The other category of documents pertaining to Venetian Crete are the notarial records, which were separated from the ADC and incorporated into the Notarial Archives of the ASV in a section called the Notai di Candia (NDC). The NDC, with its nearly three hundred separate files listed in the ASV’s indices alphabetically according to the names of the notaries, constitutes the largest portion of the surviving Cretan sources. It would be hard to overestimate the value of these records, especially since they have seldom received a systematic treatment. They contain a wealth of information pertaining to the economic and social life of the colony and its inhabitants, not least of which are the Jews of Crete, whose presence and activities in Candia are evident in them (Starr 1942).
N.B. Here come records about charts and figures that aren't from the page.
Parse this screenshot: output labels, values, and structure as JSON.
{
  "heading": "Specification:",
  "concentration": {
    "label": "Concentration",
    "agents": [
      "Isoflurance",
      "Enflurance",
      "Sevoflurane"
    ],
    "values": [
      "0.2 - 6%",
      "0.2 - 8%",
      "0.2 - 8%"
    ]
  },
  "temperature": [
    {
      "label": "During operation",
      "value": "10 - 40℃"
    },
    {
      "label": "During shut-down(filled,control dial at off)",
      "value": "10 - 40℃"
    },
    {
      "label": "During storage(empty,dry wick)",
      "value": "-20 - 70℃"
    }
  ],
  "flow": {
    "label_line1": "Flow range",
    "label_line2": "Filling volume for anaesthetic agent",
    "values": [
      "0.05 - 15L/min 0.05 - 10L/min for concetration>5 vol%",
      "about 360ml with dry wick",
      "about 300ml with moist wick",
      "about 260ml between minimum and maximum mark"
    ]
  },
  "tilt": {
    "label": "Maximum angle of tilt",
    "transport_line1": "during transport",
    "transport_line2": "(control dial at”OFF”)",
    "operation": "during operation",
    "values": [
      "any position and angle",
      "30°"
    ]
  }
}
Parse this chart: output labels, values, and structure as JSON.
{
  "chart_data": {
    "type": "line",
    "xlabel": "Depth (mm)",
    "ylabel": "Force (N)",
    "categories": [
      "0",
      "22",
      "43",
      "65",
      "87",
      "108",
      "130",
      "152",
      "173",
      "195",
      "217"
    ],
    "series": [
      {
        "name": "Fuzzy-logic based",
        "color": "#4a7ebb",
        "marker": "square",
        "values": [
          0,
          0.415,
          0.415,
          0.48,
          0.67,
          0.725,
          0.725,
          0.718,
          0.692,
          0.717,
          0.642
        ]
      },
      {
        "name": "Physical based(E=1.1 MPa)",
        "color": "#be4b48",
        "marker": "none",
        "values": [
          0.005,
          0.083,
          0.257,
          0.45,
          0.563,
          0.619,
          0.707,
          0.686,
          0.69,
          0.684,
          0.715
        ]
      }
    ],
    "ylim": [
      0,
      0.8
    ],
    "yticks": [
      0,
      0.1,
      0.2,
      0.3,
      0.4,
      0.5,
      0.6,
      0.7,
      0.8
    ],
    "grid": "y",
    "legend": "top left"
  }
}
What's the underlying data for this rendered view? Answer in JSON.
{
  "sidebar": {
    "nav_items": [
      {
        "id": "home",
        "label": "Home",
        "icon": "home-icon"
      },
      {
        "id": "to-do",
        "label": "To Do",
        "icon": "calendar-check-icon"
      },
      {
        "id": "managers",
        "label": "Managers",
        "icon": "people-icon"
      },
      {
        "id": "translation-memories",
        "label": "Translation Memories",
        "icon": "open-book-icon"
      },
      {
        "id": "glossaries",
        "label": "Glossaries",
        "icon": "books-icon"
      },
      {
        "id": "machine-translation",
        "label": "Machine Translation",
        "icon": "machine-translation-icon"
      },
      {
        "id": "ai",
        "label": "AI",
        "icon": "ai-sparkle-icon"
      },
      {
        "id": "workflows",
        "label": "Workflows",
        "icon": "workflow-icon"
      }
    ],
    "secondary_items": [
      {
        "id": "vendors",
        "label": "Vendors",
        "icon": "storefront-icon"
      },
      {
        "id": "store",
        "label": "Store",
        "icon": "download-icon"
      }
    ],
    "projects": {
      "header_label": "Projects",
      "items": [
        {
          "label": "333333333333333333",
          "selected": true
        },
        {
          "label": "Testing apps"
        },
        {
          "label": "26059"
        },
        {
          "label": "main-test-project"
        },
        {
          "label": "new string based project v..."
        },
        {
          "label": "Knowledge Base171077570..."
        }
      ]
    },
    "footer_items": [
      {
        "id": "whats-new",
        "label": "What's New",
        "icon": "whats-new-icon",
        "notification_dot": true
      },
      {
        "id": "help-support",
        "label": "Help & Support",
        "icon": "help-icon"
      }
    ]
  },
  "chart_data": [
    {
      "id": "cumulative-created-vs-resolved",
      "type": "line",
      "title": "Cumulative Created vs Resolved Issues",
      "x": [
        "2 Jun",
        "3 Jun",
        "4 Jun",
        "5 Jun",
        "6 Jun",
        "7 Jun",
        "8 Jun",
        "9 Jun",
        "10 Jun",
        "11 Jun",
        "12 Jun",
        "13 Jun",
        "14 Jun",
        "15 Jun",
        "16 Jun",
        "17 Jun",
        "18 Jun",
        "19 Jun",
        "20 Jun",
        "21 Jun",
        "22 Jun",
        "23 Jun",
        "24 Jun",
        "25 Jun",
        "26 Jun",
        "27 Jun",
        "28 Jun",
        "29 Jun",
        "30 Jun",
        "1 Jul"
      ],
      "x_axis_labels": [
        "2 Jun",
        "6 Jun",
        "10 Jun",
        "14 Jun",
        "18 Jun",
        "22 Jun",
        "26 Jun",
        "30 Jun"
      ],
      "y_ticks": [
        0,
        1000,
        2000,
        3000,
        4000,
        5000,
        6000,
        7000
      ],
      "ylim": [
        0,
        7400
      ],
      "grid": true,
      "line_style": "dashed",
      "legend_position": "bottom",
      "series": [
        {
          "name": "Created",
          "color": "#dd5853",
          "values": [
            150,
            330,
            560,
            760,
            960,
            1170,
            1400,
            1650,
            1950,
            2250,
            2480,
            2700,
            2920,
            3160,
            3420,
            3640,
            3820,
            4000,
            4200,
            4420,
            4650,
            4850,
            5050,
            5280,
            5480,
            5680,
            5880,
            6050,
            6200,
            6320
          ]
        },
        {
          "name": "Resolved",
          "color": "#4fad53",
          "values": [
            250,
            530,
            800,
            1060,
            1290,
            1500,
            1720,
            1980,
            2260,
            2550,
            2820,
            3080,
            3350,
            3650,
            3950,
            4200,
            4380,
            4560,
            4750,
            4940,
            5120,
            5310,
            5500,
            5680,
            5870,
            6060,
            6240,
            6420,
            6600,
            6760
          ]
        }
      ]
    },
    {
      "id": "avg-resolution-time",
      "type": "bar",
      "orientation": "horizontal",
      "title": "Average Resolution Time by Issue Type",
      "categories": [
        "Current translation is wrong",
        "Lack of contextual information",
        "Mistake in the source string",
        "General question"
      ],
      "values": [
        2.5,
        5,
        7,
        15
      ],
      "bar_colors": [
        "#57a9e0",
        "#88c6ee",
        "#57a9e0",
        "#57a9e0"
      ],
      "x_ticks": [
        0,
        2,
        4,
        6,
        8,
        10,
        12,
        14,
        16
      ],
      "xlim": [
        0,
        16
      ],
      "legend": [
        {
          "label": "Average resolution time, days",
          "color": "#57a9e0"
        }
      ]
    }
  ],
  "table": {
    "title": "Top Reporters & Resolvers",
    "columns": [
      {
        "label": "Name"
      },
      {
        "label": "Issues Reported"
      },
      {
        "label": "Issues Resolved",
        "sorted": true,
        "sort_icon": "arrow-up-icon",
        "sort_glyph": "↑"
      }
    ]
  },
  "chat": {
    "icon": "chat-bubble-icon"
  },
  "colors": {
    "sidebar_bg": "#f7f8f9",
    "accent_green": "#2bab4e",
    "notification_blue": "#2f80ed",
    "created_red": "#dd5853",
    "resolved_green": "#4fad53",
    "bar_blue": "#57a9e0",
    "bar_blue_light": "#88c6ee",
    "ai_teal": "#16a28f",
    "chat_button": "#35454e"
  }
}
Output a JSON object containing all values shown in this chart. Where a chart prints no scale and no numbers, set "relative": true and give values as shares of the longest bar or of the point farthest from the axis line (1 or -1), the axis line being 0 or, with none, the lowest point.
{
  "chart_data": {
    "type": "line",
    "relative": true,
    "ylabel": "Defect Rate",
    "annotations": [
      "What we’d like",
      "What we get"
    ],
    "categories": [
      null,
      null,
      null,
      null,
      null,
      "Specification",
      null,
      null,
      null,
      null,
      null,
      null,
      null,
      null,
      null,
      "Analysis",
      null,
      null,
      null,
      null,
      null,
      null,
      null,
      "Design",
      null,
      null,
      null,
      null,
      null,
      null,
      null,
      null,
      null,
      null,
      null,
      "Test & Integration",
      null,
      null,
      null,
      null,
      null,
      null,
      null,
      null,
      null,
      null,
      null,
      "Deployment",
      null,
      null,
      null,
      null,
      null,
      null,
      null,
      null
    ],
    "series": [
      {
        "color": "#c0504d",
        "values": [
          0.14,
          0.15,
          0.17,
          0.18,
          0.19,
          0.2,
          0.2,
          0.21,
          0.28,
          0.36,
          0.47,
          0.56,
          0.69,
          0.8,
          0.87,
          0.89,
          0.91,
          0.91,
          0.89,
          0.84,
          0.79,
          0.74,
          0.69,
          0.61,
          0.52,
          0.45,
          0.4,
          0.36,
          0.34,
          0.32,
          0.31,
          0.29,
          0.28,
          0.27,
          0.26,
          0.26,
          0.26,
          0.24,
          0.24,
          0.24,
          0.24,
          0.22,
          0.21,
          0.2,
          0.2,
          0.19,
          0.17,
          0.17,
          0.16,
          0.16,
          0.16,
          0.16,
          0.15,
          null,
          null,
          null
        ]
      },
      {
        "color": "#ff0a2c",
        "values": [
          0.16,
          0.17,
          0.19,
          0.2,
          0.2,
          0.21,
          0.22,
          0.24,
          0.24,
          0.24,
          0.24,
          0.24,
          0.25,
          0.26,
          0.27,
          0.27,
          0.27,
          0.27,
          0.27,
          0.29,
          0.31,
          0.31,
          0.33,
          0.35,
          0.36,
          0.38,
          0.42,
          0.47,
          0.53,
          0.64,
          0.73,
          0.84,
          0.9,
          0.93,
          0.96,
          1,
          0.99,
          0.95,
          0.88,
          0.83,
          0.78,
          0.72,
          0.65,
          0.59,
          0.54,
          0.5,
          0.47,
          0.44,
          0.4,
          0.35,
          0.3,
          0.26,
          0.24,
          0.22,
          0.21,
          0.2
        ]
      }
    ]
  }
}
Here, too, some cautions about the archive’s integrity are worth mentioning. In comparison with the notarial registers of all notaries who worked in the colony from 1211 to 1669, the NDC is incomplete to a degree that calls for their careful study and well delimited generalizations. First, since only the registers of notaries who worked inside the city walls of Candia have survived, the scholar must bear in mind that there were notaries who lived and worked in the city’s suburbs and the surrounding villages. Therefore, although villagers from the district of Candia often had cause to come to a notary in the city, most of the names in the protocols are those of residents of the city and its suburbs. Moreover, although the colony had notaries who drew up their documents in Latin, Greek, and Hebrew, only those notaries who drafted their instruments in Latin have protocols that have survived. Finally, when analysing the notarial registers, it is important to bear in mind the probable proportion of the original chancery that the surviving notarial registers represents. The notarial protocols from approximately half the notaries active in Candia from the fourteenth to the seventeenth centuries still exist. This does not mean that half the Cretan chancery can be found in the ASV. For each notary with an entire or fragmentary protocol that has survived there must have been several other protocols belonging to that same notary that did not. Thus, scholars working with notarial sources need to bear in mind that only an estimated quarter to a third of the original chancery now rests in the ASV.
The ADC and the NDC will provide much work for decades to come, but both are finite in comparison to the overarching structure of the ASV. At some point, scholars will find it necessary to turn elsewhere for further traces of the colony’s history and other overseas ventures undertaken by Venice and Venetians. New material will have to be sought in the ASV itself. Those pursuits are initially most likely to involve searching for Venetian and Greek Cretan families who immigrated to the metropolis over the course of the fourteenth, fifteenth, and sixteenth centuries. A limited sampling of various series in the ASV reveals that Venetian Cretan colonists are relatively easy to identify in a wide range of sources, from the deliberations of Venice's governing bodies to private family archives. As one example, the Procurators of San Marco series contain the estate papers of many Venetian patricians who lived in Crete.